Rev. Hy McEnery, 66. Mr. McEnery’s great-grandfather John McEnery, a Confederate officer who became a Democratic politician in Louisiana, contended after the election of 1872 that the governorship had been stolen from him by Reconstruction-era Republicans. On his behalf, thousands belonging to the paramilitary White League descended on New Orleans in 1874, defeating the state militia and the Metropolitan Police and occupying state government offices for several days. A monument to this battle was the first to be taken down, early on the morning of April 24.
We got the word that Jefferson Davis was coming down so we all assembled at Jefferson Davis. While we were there, we had lookouts placed at other monuments. We got the word they were forming at the foot of Canal Street. I got there around 3 and they had just begun taking it down.
The name of that war, the most accurate name was the War of Northern Aggression, of the Northeastern establishment slave trader robber barons.
When you attack a person’s family member it’s very personal. My ancestors are being reviled as evil and bad people, and they are good people. We’re condemned because we fought the federal government, right? What about the Native Americans? They waged war also and they also owned slaves. Are we going to tear down their monuments?
This monument is a monument to greatness and nobility and the sublime purpose of the human race, and they vilified it through a massive lying campaign. I can assure you that everybody who has ancestors and knows this story is very upset about it.

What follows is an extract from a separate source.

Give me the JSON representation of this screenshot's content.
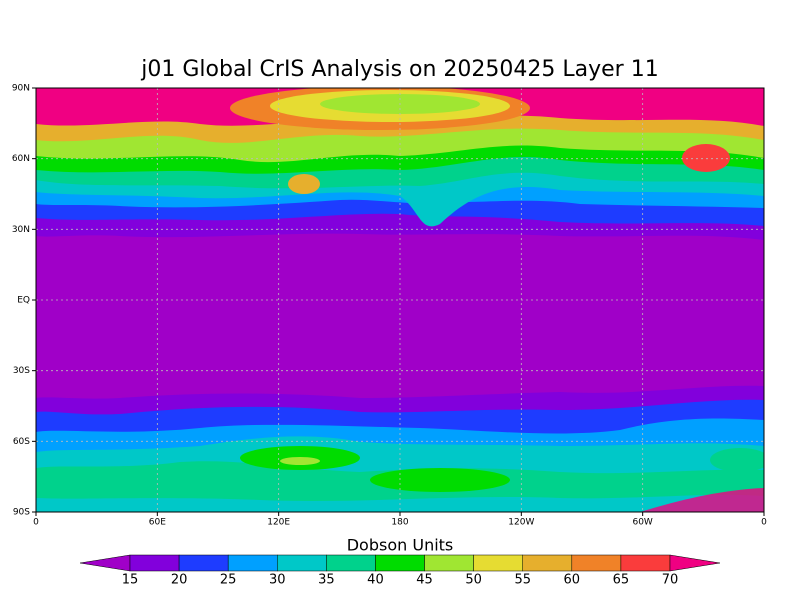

Because I’m a student of history and I know how things work, I know that when you are going to conquer a people, subjugate a people, it’s very important to remove their cultural foundations because their strength comes from that. The bad guys know that, which means they have to destroy our culture, our history. And when they do that, they destroy your identity, they destroy your soul. They come back and they replace it with the personality and the soul of a slave or a serf.
Topsy Chapman, 69. The Chapman family history, told over generations, tells of a slave named Andeline who in 1852, as a young teenager, gave birth to Chapman’s great-grandmother, Ann Davis. In recent years the oral history learned by Ms. Chapman, a singer in New Orleans, has been corroborated by her nephew Keith Moore, who said his archival research showed they were on a plantation owned by Jefferson Davis.
Up until a few years ago, my mother wouldn’t talk about what she had heard about her grandmother’s life on the plantation. My mother was born in 1904 and so you couldn’t just talk about white people in those days.
I passed those New Orleans monuments all the time for most of my adult life. It never dawned on me that those statues were really honoring those people. But that point was made clear to me by the people who fought to keep the monuments there.
We know it’s a part of history. It happened. That’s the way things were in those days. But why do you want to hold on to something so evil?
To me, it’s like a never-ending story. My people are religious. They’re Baptists. When I was a little girl, the white Baptist church hired my father, who was a brick mason, to build a pretty brick building for them. But our church was wooden and it was raggedy. So I remember asking him: “Why don’t we just shut down our church and go to church with them? Because God loves everybody, right?”
He told me, “We can’t do that, baby. That’s just the way the world is.”